Question1:

Can you see some similarity bewteen infinitely large sequences and infinitely small squences?

Answer:

In case of infinitely large sequences any term of the sequence can't reach $\infty$ hence we say limit doesn't exist right? No, you are wrong. This is because the $\infty \notin \mathbb{R}$.
Moreprecisely, any sequence in this limit world can't reach to its limit that's why the name limit.

Similarly, in case of infinitely small sequence the name infinity comes and it actuallly says each term $a_n$ tries to go near 0 using its infinite terms. Is not it so cool?

What we learn now? For infinitely large sequence limit doesn't exists as $\infty \notin \mathbb{R}$. But as $0 \in \mathbb{R}$ for infinitely small sequence limit exists. Then we can think of a set where $0 \notin$ the set, and hence if a sequence from that set coverge or gets closer to $0$ we will say limit of that sequence doesn't exists although it is actually converging or getting closer to $0$. A example of such a set is $\mathbb{R}\setminus \{0\}$. We will discuss it later why this is hapening so. It is actually related to something where a order set doesn't have a GLB or LUB kind of thing. Whatever leave it for now. We will connect it later.

Main Idea: The main idea was to make you think that we can actually add the zero to the set $\mathbb{R}\setminus \{0\}$. And then our infinitely small sequence gain start converging to $0$. Similarly, if we add $\infty$ to $\mathbb{R}$ then can we say our infinitely large sequence is converging to $\infty$ in the set $\mathbb{R} \cup \{\infty\}$?
Answer looks to be positive quite promisingly right? And and our feelings are correct. The answer is yes and this kind of mathematical territory is called extended real number system.

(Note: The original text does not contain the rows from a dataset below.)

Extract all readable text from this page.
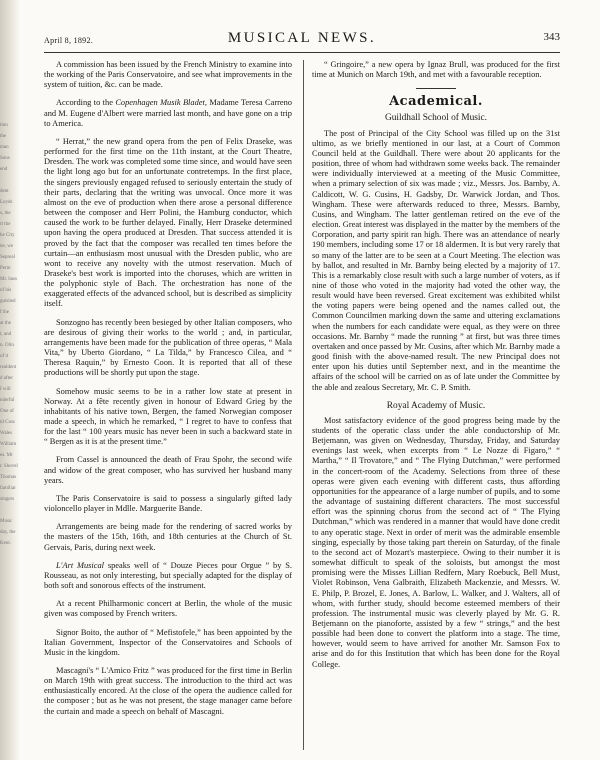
tion
the
man
Sons
end

dent
Loyds
s, the
rt the
he City
ne, we
Sepreal
Perm
Mr. bass
of his
guished
f the
at the
t, and
n. Olin
of it
realdent
d after
I will
nderful
One of
td Cuss
Wales
William
es. Mr
r. Shovel
Thomas
familiar
singers

Music
day, the
Kent.
April 8, 1892.	MUSICAL NEWS.	343

A commission has been issued by the French Ministry to examine into the working of the Paris Conservatoire, and see what improvements in the system of tuition, &c. can be made.

According to the Copenhagen Musik Bladet, Madame Teresa Carreno and M. Eugene d'Albert were married last month, and have gone on a trip to America.

“ Herrat,” the new grand opera from the pen of Felix Draseke, was performed for the first time on the 11th instant, at the Court Theatre, Dresden. The work was completed some time since, and would have seen the light long ago but for an unfortunate contretemps. In the first place, the singers previously engaged refused to seriously entertain the study of their parts, declaring that the writing was unvocal. Once more it was almost on the eve of production when there arose a personal difference between the composer and Herr Polini, the Hamburg conductor, which caused the work to be further delayed. Finally, Herr Draseke determined upon having the opera produced at Dresden. That success attended it is proved by the fact that the composer was recalled ten times before the curtain—an enthusiasm most unusual with the Dresden public, who are wont to receive any novelty with the utmost reservation. Much of Draseke's best work is imported into the choruses, which are written in the polyphonic style of Bach. The orchestration has none of the exaggerated effects of the advanced school, but is described as simplicity itself.

Sonzogno has recently been besieged by other Italian composers, who are desirous of giving their works to the world ; and, in particular, arrangements have been made for the publication of three operas, “ Mala Vita,” by Uberto Giordano, “ La Tilda,” by Francesco Cilea, and “ Theresa Raquin,” by Ernesto Coon. It is reported that all of these productions will be shortly put upon the stage.

Somehow music seems to be in a rather low state at present in Norway. At a fête recently given in honour of Edward Grieg by the inhabitants of his native town, Bergen, the famed Norwegian composer made a speech, in which he remarked, “ I regret to have to confess that for the last “ 100 years music has never been in such a backward state in “ Bergen as it is at the present time.”

From Cassel is announced the death of Frau Spohr, the second wife and widow of the great composer, who has survived her husband many years.

The Paris Conservatoire is said to possess a singularly gifted lady violoncello player in Mdlle. Marguerite Bande.

Arrangements are being made for the rendering of sacred works by the masters of the 15th, 16th, and 18th centuries at the Church of St. Gervais, Paris, during next week.

L'Art Musical speaks well of “ Douze Pieces pour Orgue ” by S. Rousseau, as not only interesting, but specially adapted for the display of both soft and sonorous effects of the instrument.

At a recent Philharmonic concert at Berlin, the whole of the music given was composed by French writers.

Signor Boito, the author of “ Mefistofele,” has been appointed by the Italian Government, Inspector of the Conservatoires and Schools of Music in the kingdom.

Mascagni's “ L'Amico Fritz ” was produced for the first time in Berlin on March 19th with great success. The introduction to the third act was enthusiastically encored. At the close of the opera the audience called for the composer ; but as he was not present, the stage manager came before the curtain and made a speech on behalf of Mascagni.

“ Gringoire,” a new opera by Ignaz Brull, was produced for the first time at Munich on March 19th, and met with a favourable reception.

Academical.
Guildhall School of Music.

The post of Principal of the City School was filled up on the 31st ultimo, as we briefly mentioned in our last, at a Court of Common Council held at the Guildhall. There were about 20 applicants for the position, three of whom had withdrawn some weeks back. The remainder were individually interviewed at a meeting of the Music Committee, when a primary selection of six was made ; viz., Messrs. Jos. Barnby, A. Caldicott, W. G. Cusins, H. Gadsby, Dr. Warwick Jordan, and Thos. Wingham. These were afterwards reduced to three, Messrs. Barnby, Cusins, and Wingham. The latter gentleman retired on the eve of the election. Great interest was displayed in the matter by the members of the Corporation, and party spirit ran high. There was an attendance of nearly 190 members, including some 17 or 18 aldermen. It is but very rarely that so many of the latter are to be seen at a Court Meeting. The election was by ballot, and resulted in Mr. Barnby being elected by a majority of 17. This is a remarkably close result with such a large number of voters, as if nine of those who voted in the majority had voted the other way, the result would have been reversed. Great excitement was exhibited whilst the voting papers were being opened and the names called out, the Common Councilmen marking down the same and uttering exclamations when the numbers for each candidate were equal, as they were on three occasions. Mr. Barnby “ made the running ” at first, but was three times overtaken and once passed by Mr. Cusins, after which Mr. Barnby made a good finish with the above-named result. The new Principal does not enter upon his duties until September next, and in the meantime the affairs of the school will be carried on as of late under the Committee by the able and zealous Secretary, Mr. C. P. Smith.

Royal Academy of Music.

Most satisfactory evidence of the good progress being made by the students of the operatic class under the able conductorship of Mr. Betjemann, was given on Wednesday, Thursday, Friday, and Saturday evenings last week, when excerpts from “ Le Nozze di Figaro,” “ Martha,” “ Il Trovatore,” and “ The Flying Dutchman,” were performed in the concert-room of the Academy. Selections from three of these operas were given each evening with different casts, thus affording opportunities for the appearance of a large number of pupils, and to some the advantage of sustaining different characters. The most successful effort was the spinning chorus from the second act of “ The Flying Dutchman,” which was rendered in a manner that would have done credit to any operatic stage. Next in order of merit was the admirable ensemble singing, especially by those taking part therein on Saturday, of the finale to the second act of Mozart's masterpiece. Owing to their number it is somewhat difficult to speak of the soloists, but amongst the most promising were the Misses Lillian Redfern, Mary Roebuck, Bell Must, Violet Robinson, Vena Galbraith, Elizabeth Mackenzie, and Messrs. W. E. Philp, P. Brozel, E. Jones, A. Barlow, L. Walker, and J. Walters, all of whom, with further study, should become esteemed members of their profession. The instrumental music was cleverly played by Mr. G. R. Betjemann on the pianoforte, assisted by a few “ strings,” and the best possible had been done to convert the platform into a stage. The time, however, would seem to have arrived for another Mr. Samson Fox to arise and do for this Institution that which has been done for the Royal College.
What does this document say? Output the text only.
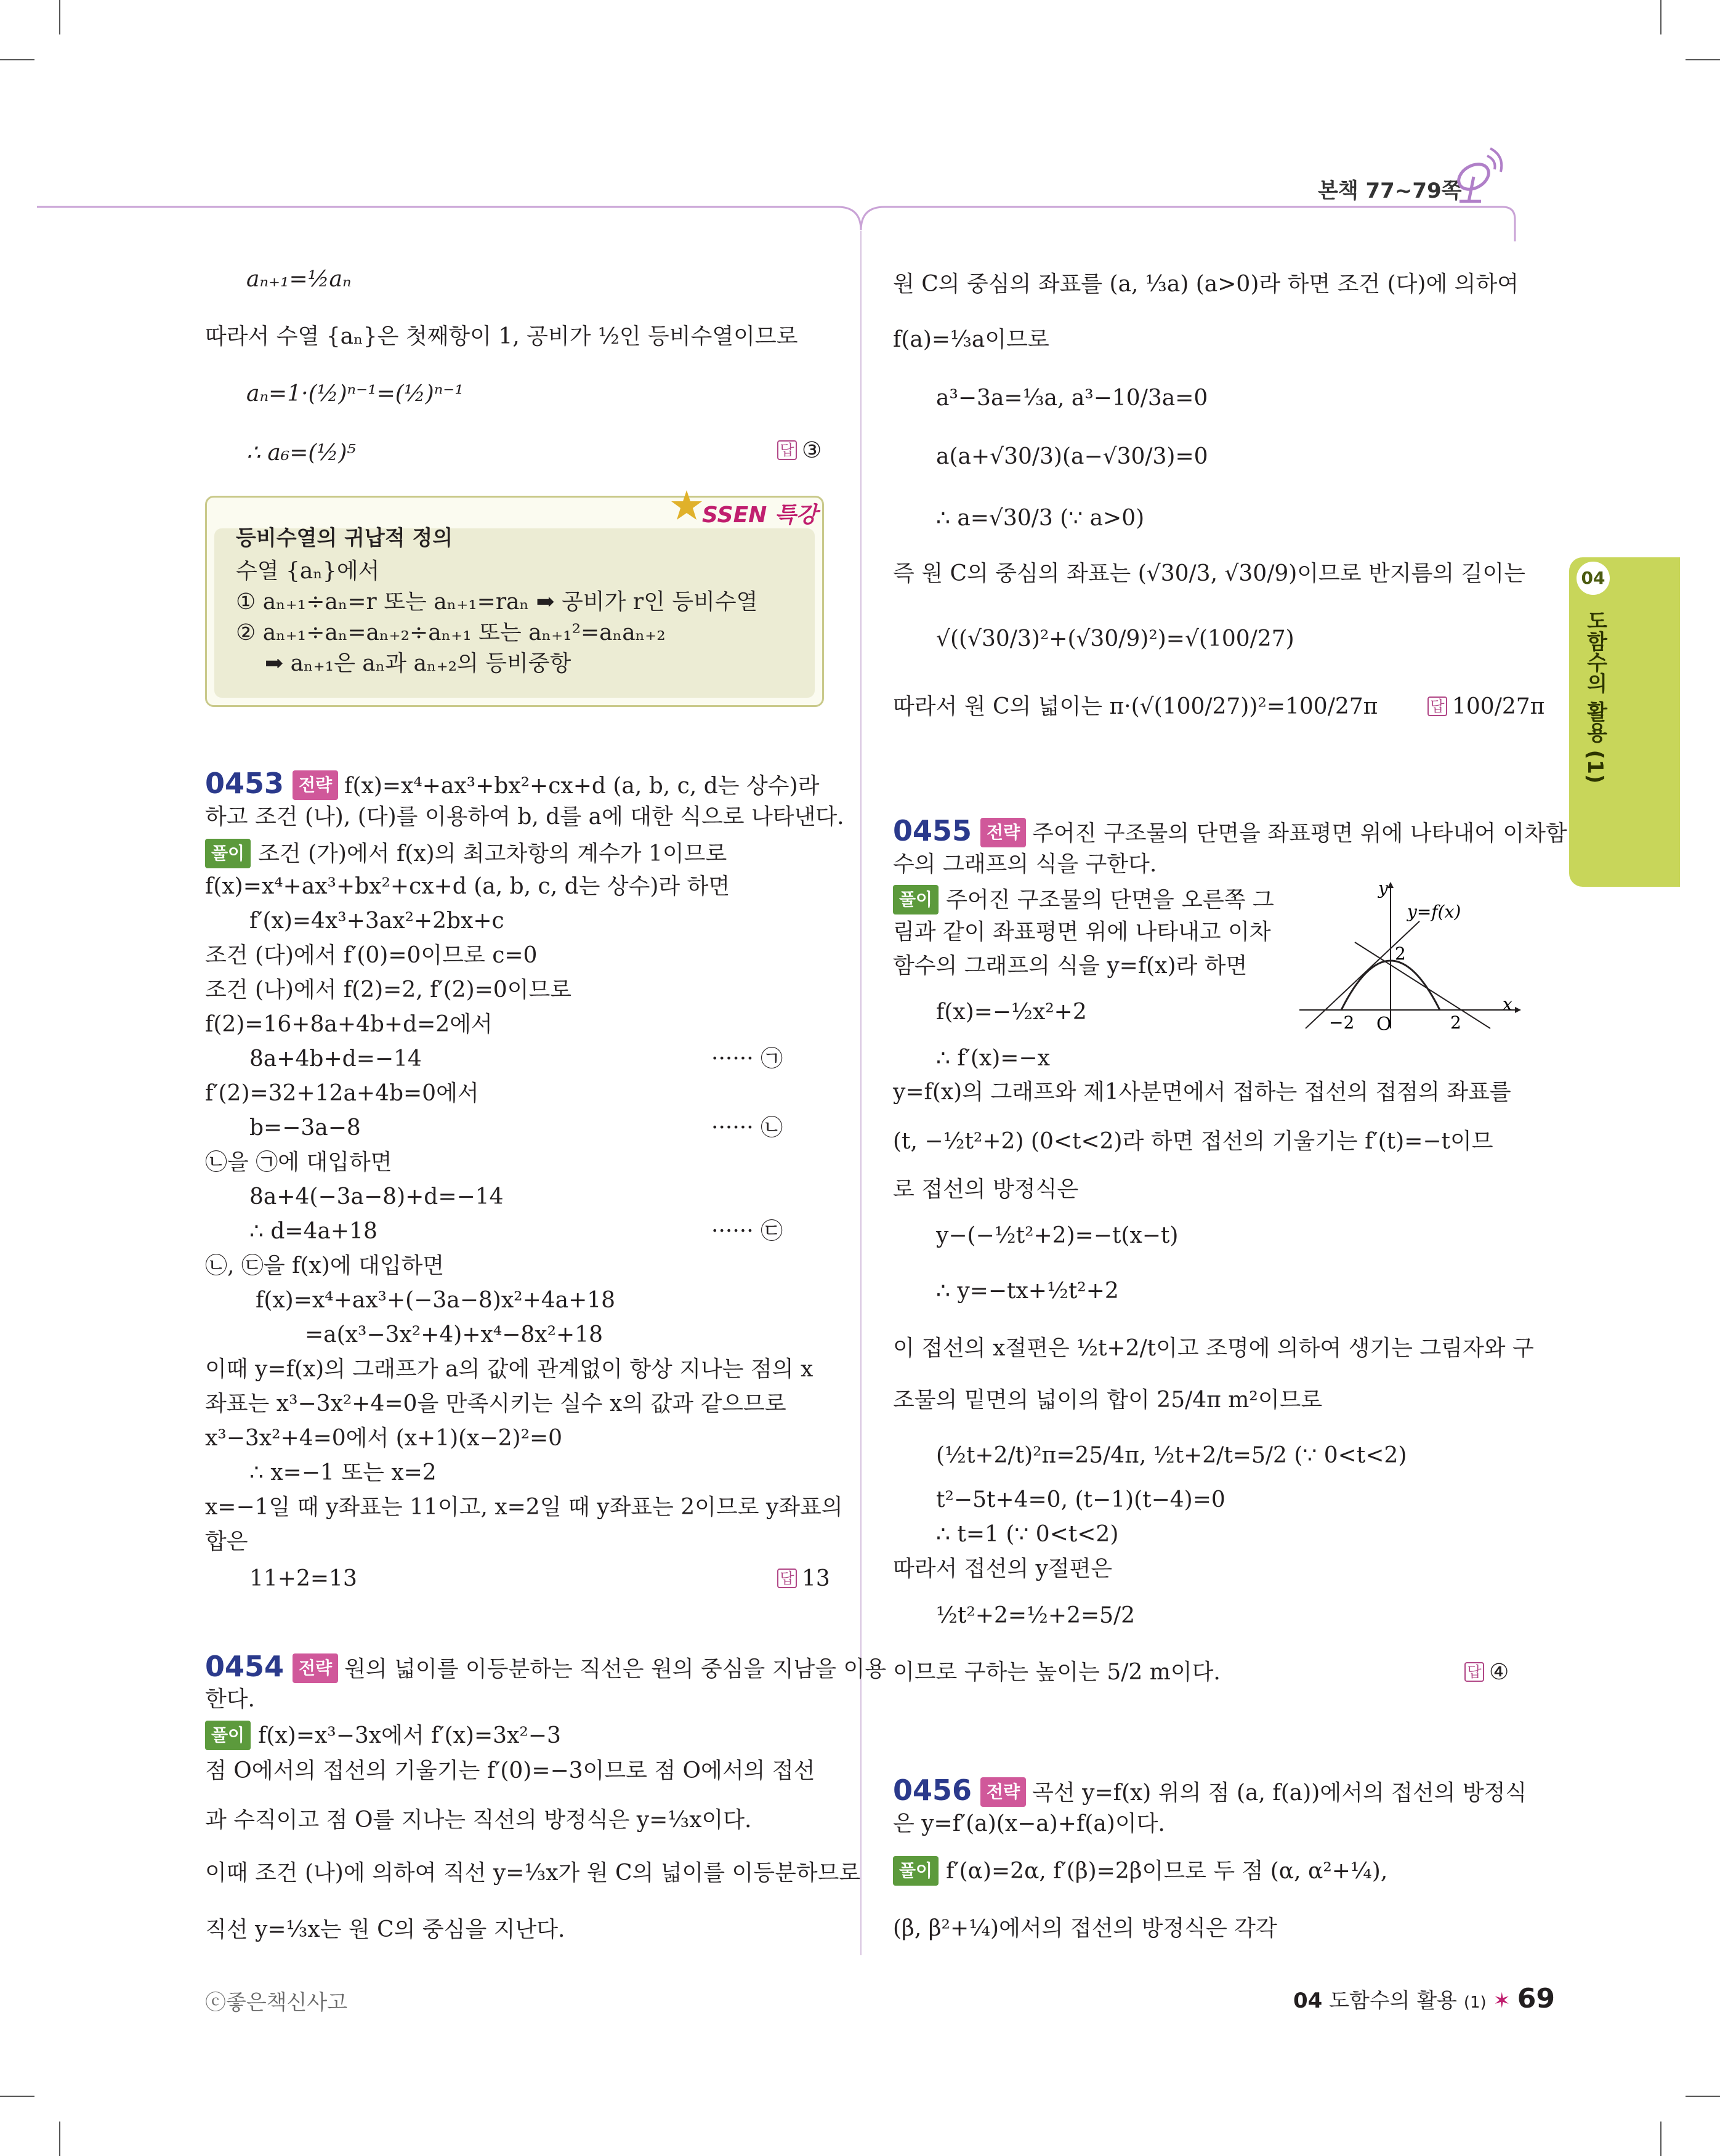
본책 77~79쪽
04
도함수의 활용 (1)
aₙ₊₁=½aₙ
따라서 수열 {aₙ}은 첫째항이 1, 공비가 ½인 등비수열이므로
aₙ=1·(½)ⁿ⁻¹=(½)ⁿ⁻¹
∴ a₆=(½)⁵	답 ③
SSEN 특강
등비수열의 귀납적 정의
수열 {aₙ}에서
① aₙ₊₁÷aₙ=r 또는 aₙ₊₁=raₙ ➡ 공비가 r인 등비수열
② aₙ₊₁÷aₙ=aₙ₊₂÷aₙ₊₁ 또는 aₙ₊₁²=aₙaₙ₊₂
➡ aₙ₊₁은 aₙ과 aₙ₊₂의 등비중항
0453 전략 f(x)=x⁴+ax³+bx²+cx+d (a, b, c, d는 상수)라
하고 조건 (나), (다)를 이용하여 b, d를 a에 대한 식으로 나타낸다.
풀이 조건 (가)에서 f(x)의 최고차항의 계수가 1이므로
f(x)=x⁴+ax³+bx²+cx+d (a, b, c, d는 상수)라 하면
f′(x)=4x³+3ax²+2bx+c
조건 (다)에서 f′(0)=0이므로 c=0
조건 (나)에서 f(2)=2, f′(2)=0이므로
f(2)=16+8a+4b+d=2에서
8a+4b+d=−14	······ ㉠
f′(2)=32+12a+4b=0에서
b=−3a−8	······ ㉡
㉡을 ㉠에 대입하면
8a+4(−3a−8)+d=−14
∴ d=4a+18	······ ㉢
㉡, ㉢을 f(x)에 대입하면
f(x)=x⁴+ax³+(−3a−8)x²+4a+18
=a(x³−3x²+4)+x⁴−8x²+18
이때 y=f(x)의 그래프가 a의 값에 관계없이 항상 지나는 점의 x
좌표는 x³−3x²+4=0을 만족시키는 실수 x의 값과 같으므로
x³−3x²+4=0에서 (x+1)(x−2)²=0
∴ x=−1 또는 x=2
x=−1일 때 y좌표는 11이고, x=2일 때 y좌표는 2이므로 y좌표의
합은
11+2=13	답 13
0454 전략 원의 넓이를 이등분하는 직선은 원의 중심을 지남을 이용
한다.
풀이 f(x)=x³−3x에서 f′(x)=3x²−3
점 O에서의 접선의 기울기는 f′(0)=−3이므로 점 O에서의 접선
과 수직이고 점 O를 지나는 직선의 방정식은 y=⅓x이다.
이때 조건 (나)에 의하여 직선 y=⅓x가 원 C의 넓이를 이등분하므로
직선 y=⅓x는 원 C의 중심을 지난다.
원 C의 중심의 좌표를 (a, ⅓a) (a>0)라 하면 조건 (다)에 의하여
f(a)=⅓a이므로
a³−3a=⅓a, a³−10/3a=0
a(a+√30/3)(a−√30/3)=0
∴ a=√30/3 (∵ a>0)
즉 원 C의 중심의 좌표는 (√30/3, √30/9)이므로 반지름의 길이는
√((√30/3)²+(√30/9)²)=√(100/27)
따라서 원 C의 넓이는 π·(√(100/27))²=100/27π	답 100/27π
0455 전략 주어진 구조물의 단면을 좌표평면 위에 나타내어 이차함
수의 그래프의 식을 구한다.
풀이 주어진 구조물의 단면을 오른쪽 그
림과 같이 좌표평면 위에 나타내고 이차
함수의 그래프의 식을 y=f(x)라 하면
f(x)=−½x²+2
∴ f′(x)=−x
y=f(x)의 그래프와 제1사분면에서 접하는 접선의 접점의 좌표를
(t, −½t²+2) (0<t<2)라 하면 접선의 기울기는 f′(t)=−t이므
로 접선의 방정식은
y−(−½t²+2)=−t(x−t)
∴ y=−tx+½t²+2
이 접선의 x절편은 ½t+2/t이고 조명에 의하여 생기는 그림자와 구
조물의 밑면의 넓이의 합이 25/4π m²이므로
(½t+2/t)²π=25/4π, ½t+2/t=5/2 (∵ 0<t<2)
t²−5t+4=0, (t−1)(t−4)=0
∴ t=1 (∵ 0<t<2)
따라서 접선의 y절편은
½t²+2=½+2=5/2
이므로 구하는 높이는 5/2 m이다.	답 ④
−2 O	2
2
x
y
y=f(x)
0456 전략 곡선 y=f(x) 위의 점 (a, f(a))에서의 접선의 방정식
은 y=f′(a)(x−a)+f(a)이다.
풀이 f′(α)=2α, f′(β)=2β이므로 두 점 (α, α²+¼),
(β, β²+¼)에서의 접선의 방정식은 각각
ⓒ좋은책신사고	04 도함수의 활용 (1) ✶ 69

Congratulations. You learned a very new, intersting and deep concept of mathematics. And yes, if you think is this how simple? And the answer is yes. Mathematics is this much simple like water if you know the picture under the water and can map all its depth. Unless you will be lost in dark deep see and can never come out of it.
Mathematics looks like it is a see with unknown depth and yes it is. Looking from the top will make you think it is beautiful. Going in sallow water will make you feel uncomfortable and finally it will swallow you with deep dark depth if you can't picture the depth of it. Just try to think with pictures. The sea is full of resources and beauty for you and you will get them more simply than no one can get.